Ways to help avoid self-harm

When speaking with children who self-harm, foster carers may wish to make the following suggestions to the children:

  • Try working out if feeling a certain way leads to your self-harm – for example, when you’re feeling sad or anxious you could try expressing that emotion in a safer way.
  • Write down your feelings – no one else needs to see it. Take a few minutes every day to write down how you are feeling. This can be a helpful way to let out your emotions. It can also help you to recognise what is bothering you and any patterns in what triggers you or causes you to feel bad. If you don’t like writing, try doodling or drawing. Remember this is just a way to express yourself, there’s no right or wrong way to do this. If you want to, you could show your journal to your foster carer, social worker, or any professionals who are supporting you, to help them understand what you are going through.
  • Read about mental health and well-being – including help for common feelings such as stress, anxiety and depression.
  • Consider how your use of social media is affecting your mood. Only follow accounts that make you feel positive and safe.
  • Make sure you get enough sleep and stay hydrated – this can reduce your stress levels.
  • Take time out when you need to.
  • Think of three things you are grateful for each day.
  • Be as kind to yourself as you would be to your best friend – think about the advice and support you would give someone else if you heard they were struggling.
  • It may help to make a safety plan. The safety plan may include: Emergency activities to avoid self-harming; longer-term actions; who can help you; who will help you in an emergency; who will help you regularly over the long term; what helps you to relax; things that distract you; how to manage underlying triggers.

Distraction exercises

The following distraction activities could be recommended for children to use as a distraction, or to improve low mood:

  • Go for a walk or do some gentle exercise.
  • Focus on your breathing.
  • Text a friend and let them know you need them to help you take your mind off things.
  • Play music and sing or dance along.
  • Hold an ice cube.
  • Write down your thoughts.
  • Hit a cushion or pillow.
  • Tear up a magazine or newspaper.
  • Make a self-soothe box (a box of items that help you feel calm and grounded).
  • Speak to your foster carer, social worker, teacher or other professional who is available at the time.
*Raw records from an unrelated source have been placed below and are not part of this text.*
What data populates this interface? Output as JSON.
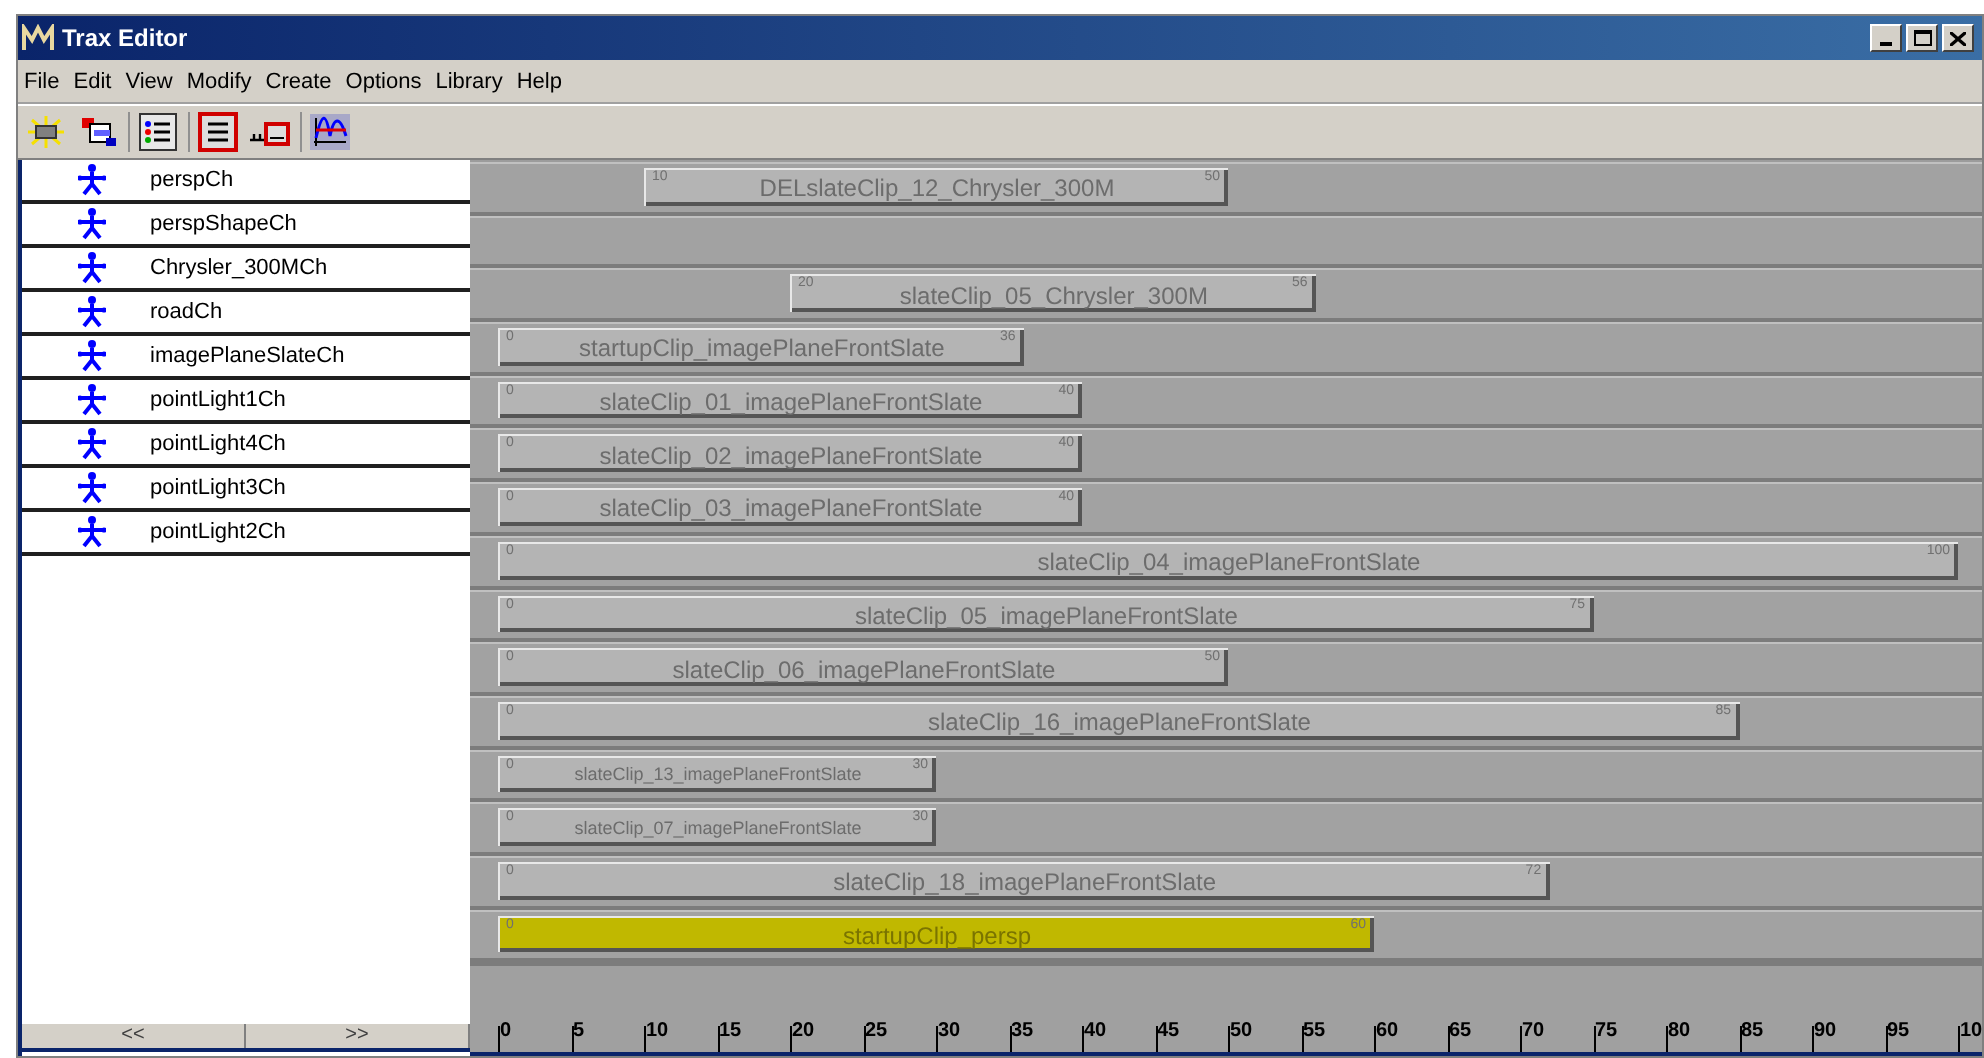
{
  "window": {
    "title": "Trax Editor"
  },
  "menu": [
    "File",
    "Edit",
    "View",
    "Modify",
    "Create",
    "Options",
    "Library",
    "Help"
  ],
  "characters": [
    "perspCh",
    "perspShapeCh",
    "Chrysler_300MCh",
    "roadCh",
    "imagePlaneSlateCh",
    "pointLight1Ch",
    "pointLight4Ch",
    "pointLight3Ch",
    "pointLight2Ch"
  ],
  "list_nav": [
    "<<",
    ">>"
  ],
  "tracks": [
    {
      "clips": [
        {
          "label": "DELslateClip_12_Chrysler_300M",
          "start": "10",
          "end": "50",
          "selected": false,
          "small": false
        }
      ]
    },
    {
      "kind": "empty"
    },
    {
      "clips": [
        {
          "label": "slateClip_05_Chrysler_300M",
          "start": "20",
          "end": "56",
          "selected": false,
          "small": false
        }
      ]
    },
    {
      "clips": [
        {
          "label": "startupClip_imagePlaneFrontSlate",
          "start": "0",
          "end": "36",
          "selected": false,
          "small": false
        }
      ]
    },
    {
      "clips": [
        {
          "label": "slateClip_01_imagePlaneFrontSlate",
          "start": "0",
          "end": "40",
          "selected": false,
          "small": false
        }
      ]
    },
    {
      "clips": [
        {
          "label": "slateClip_02_imagePlaneFrontSlate",
          "start": "0",
          "end": "40",
          "selected": false,
          "small": false
        }
      ]
    },
    {
      "clips": [
        {
          "label": "slateClip_03_imagePlaneFrontSlate",
          "start": "0",
          "end": "40",
          "selected": false,
          "small": false
        }
      ]
    },
    {
      "clips": [
        {
          "label": "slateClip_04_imagePlaneFrontSlate",
          "start": "0",
          "end": "100",
          "selected": false,
          "small": false
        }
      ]
    },
    {
      "clips": [
        {
          "label": "slateClip_05_imagePlaneFrontSlate",
          "start": "0",
          "end": "75",
          "selected": false,
          "small": false
        }
      ]
    },
    {
      "clips": [
        {
          "label": "slateClip_06_imagePlaneFrontSlate",
          "start": "0",
          "end": "50",
          "selected": false,
          "small": false
        }
      ]
    },
    {
      "clips": [
        {
          "label": "slateClip_16_imagePlaneFrontSlate",
          "start": "0",
          "end": "85",
          "selected": false,
          "small": false
        }
      ]
    },
    {
      "clips": [
        {
          "label": "slateClip_13_imagePlaneFrontSlate",
          "start": "0",
          "end": "30",
          "selected": false,
          "small": true
        }
      ]
    },
    {
      "clips": [
        {
          "label": "slateClip_07_imagePlaneFrontSlate",
          "start": "0",
          "end": "30",
          "selected": false,
          "small": true
        }
      ]
    },
    {
      "clips": [
        {
          "label": "slateClip_18_imagePlaneFrontSlate",
          "start": "0",
          "end": "72",
          "selected": false,
          "small": false
        }
      ]
    },
    {
      "clips": [
        {
          "label": "startupClip_persp",
          "start": "0",
          "end": "60",
          "selected": true,
          "small": false
        }
      ]
    }
  ],
  "ruler": [
    "0",
    "5",
    "10",
    "15",
    "20",
    "25",
    "30",
    "35",
    "40",
    "45",
    "50",
    "55",
    "60",
    "65",
    "70",
    "75",
    "80",
    "85",
    "90",
    "95",
    "10"
  ]
}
Where to get help for self-harm

The child’s social worker will take the lead in planning how children can be supported with any issues of low mood or self-harm. The social worker may suggest that the child is given access to a counsellor/therapist, independent advocate, independent visitor, or speaks to Samaritans, Mind, ‘Shout’, Childline, Health for Teens, ‘Self Injury Support’ (webchat for women and girls), or CALM (webchat for men).

An appointment would be made with a GP if the child is harming themselves, having thoughts about harming themselves, or worried about minor injuries that may become infected without treatment. The GP may be able to refer to self-help or support groups. They can also give advice and treatment for minor injuries. A GP may also offer an assessment with a local community mental health team (CMHT), who may give general advice or may offer a psychological talking therapy, or (if required) medication.
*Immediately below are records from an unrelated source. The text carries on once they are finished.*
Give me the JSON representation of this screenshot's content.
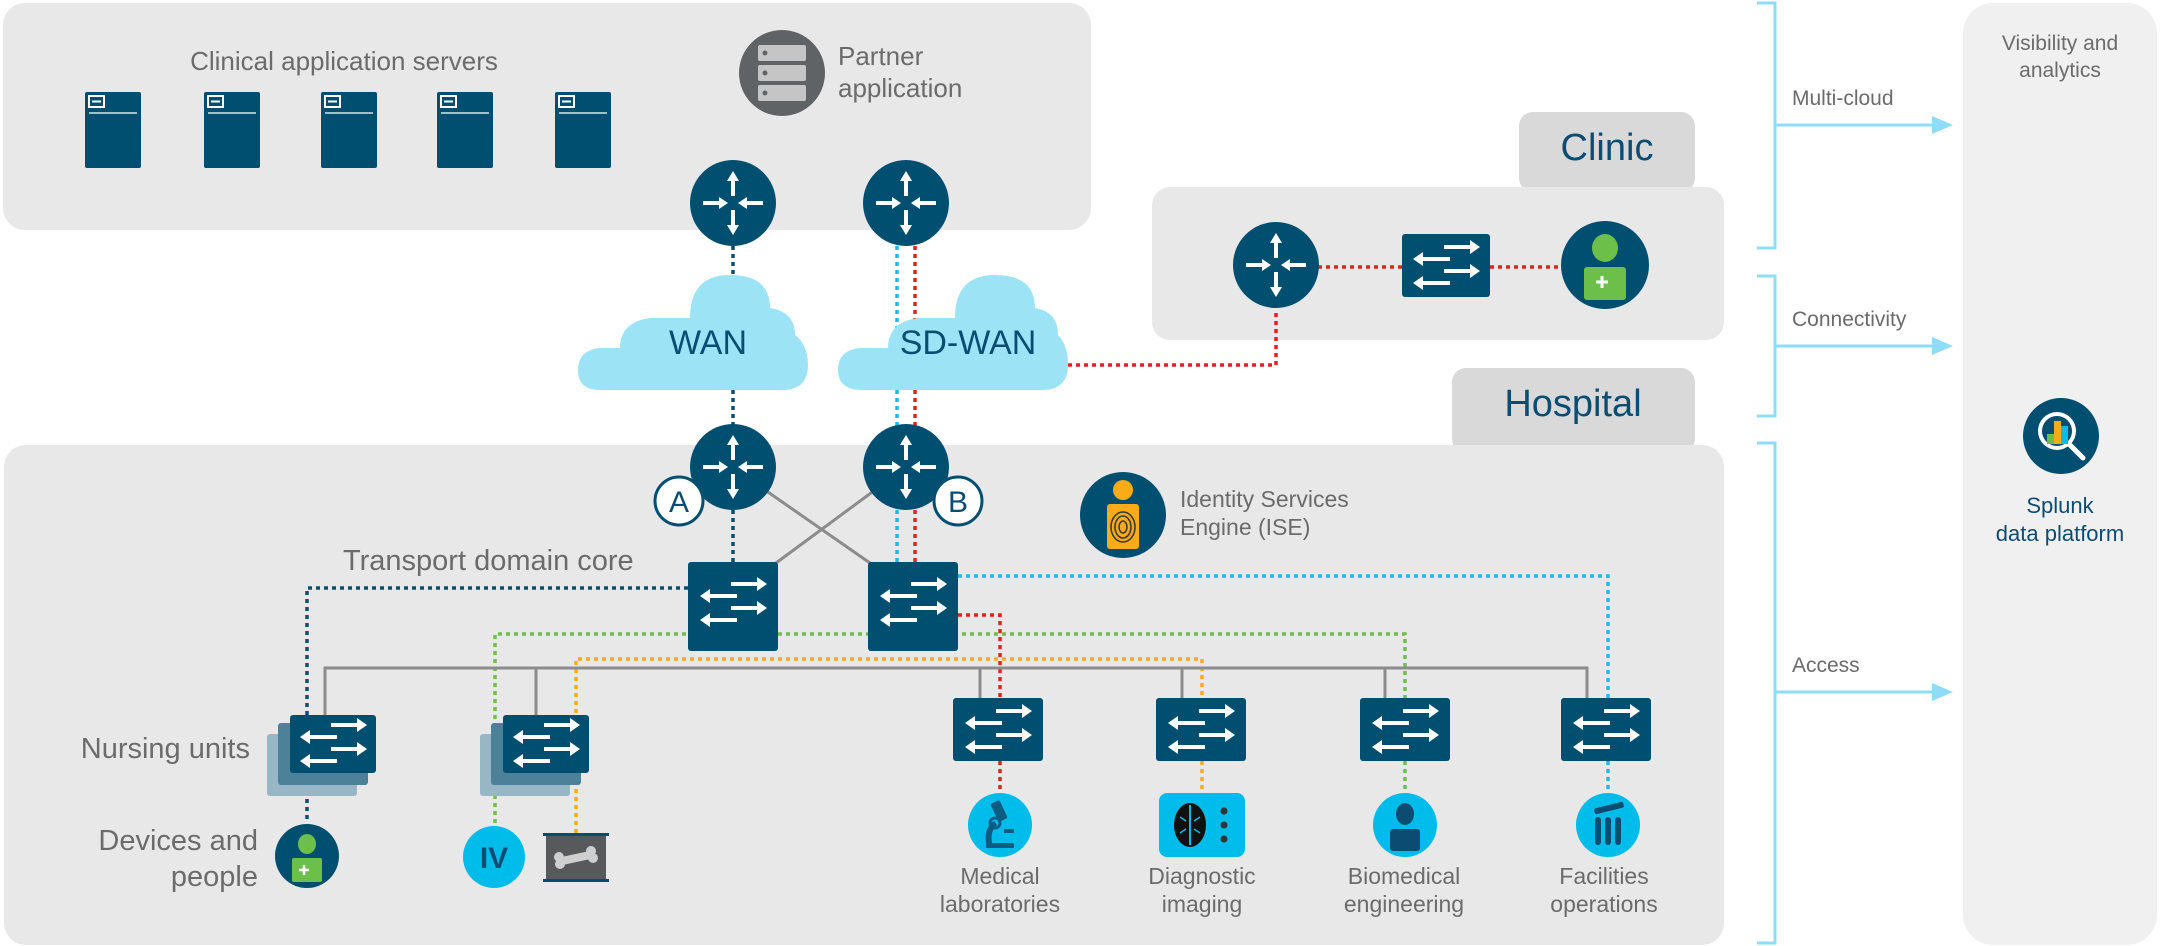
{
  "top_panel": {
    "servers_label": "Clinical application servers",
    "server_count": 5,
    "partner_label_line1": "Partner",
    "partner_label_line2": "application"
  },
  "clouds": {
    "wan": "WAN",
    "sdwan": "SD-WAN"
  },
  "clinic": {
    "tab_label": "Clinic"
  },
  "hospital": {
    "tab_label": "Hospital",
    "router_a_badge": "A",
    "router_b_badge": "B",
    "core_label": "Transport domain core",
    "ise_line1": "Identity Services",
    "ise_line2": "Engine (ISE)",
    "nursing_label": "Nursing units",
    "devices_line1": "Devices and",
    "devices_line2": "people",
    "iv_label": "IV",
    "endpoints": [
      {
        "line1": "Medical",
        "line2": "laboratories",
        "icon": "microscope-icon"
      },
      {
        "line1": "Diagnostic",
        "line2": "imaging",
        "icon": "brain-scan-icon"
      },
      {
        "line1": "Biomedical",
        "line2": "engineering",
        "icon": "person-icon"
      },
      {
        "line1": "Facilities",
        "line2": "operations",
        "icon": "test-tubes-icon"
      }
    ]
  },
  "layers": {
    "multicloud": "Multi-cloud",
    "connectivity": "Connectivity",
    "access": "Access"
  },
  "splunk": {
    "header_line1": "Visibility and",
    "header_line2": "analytics",
    "label_line1": "Splunk",
    "label_line2": "data platform"
  },
  "colors": {
    "device_blue": "#004f71",
    "cloud": "#9ce4f5",
    "link_dark_blue": "#0b4d72",
    "link_light_blue": "#1fb9e8",
    "link_red": "#e2231a",
    "link_green": "#6cc04a",
    "link_orange": "#fbab18",
    "bracket": "#8fdcf8"
  }
}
Foster carers should also be mindful of their own emotional and mental health while supporting someone who self-harms; this can be emotionally draining for the foster carer and the team around the child. Foster carers should speak with their supervising social worker, their backup carer and they should make good use of their support network. Foster carers should also consider self-care and utilising their own coping strategies.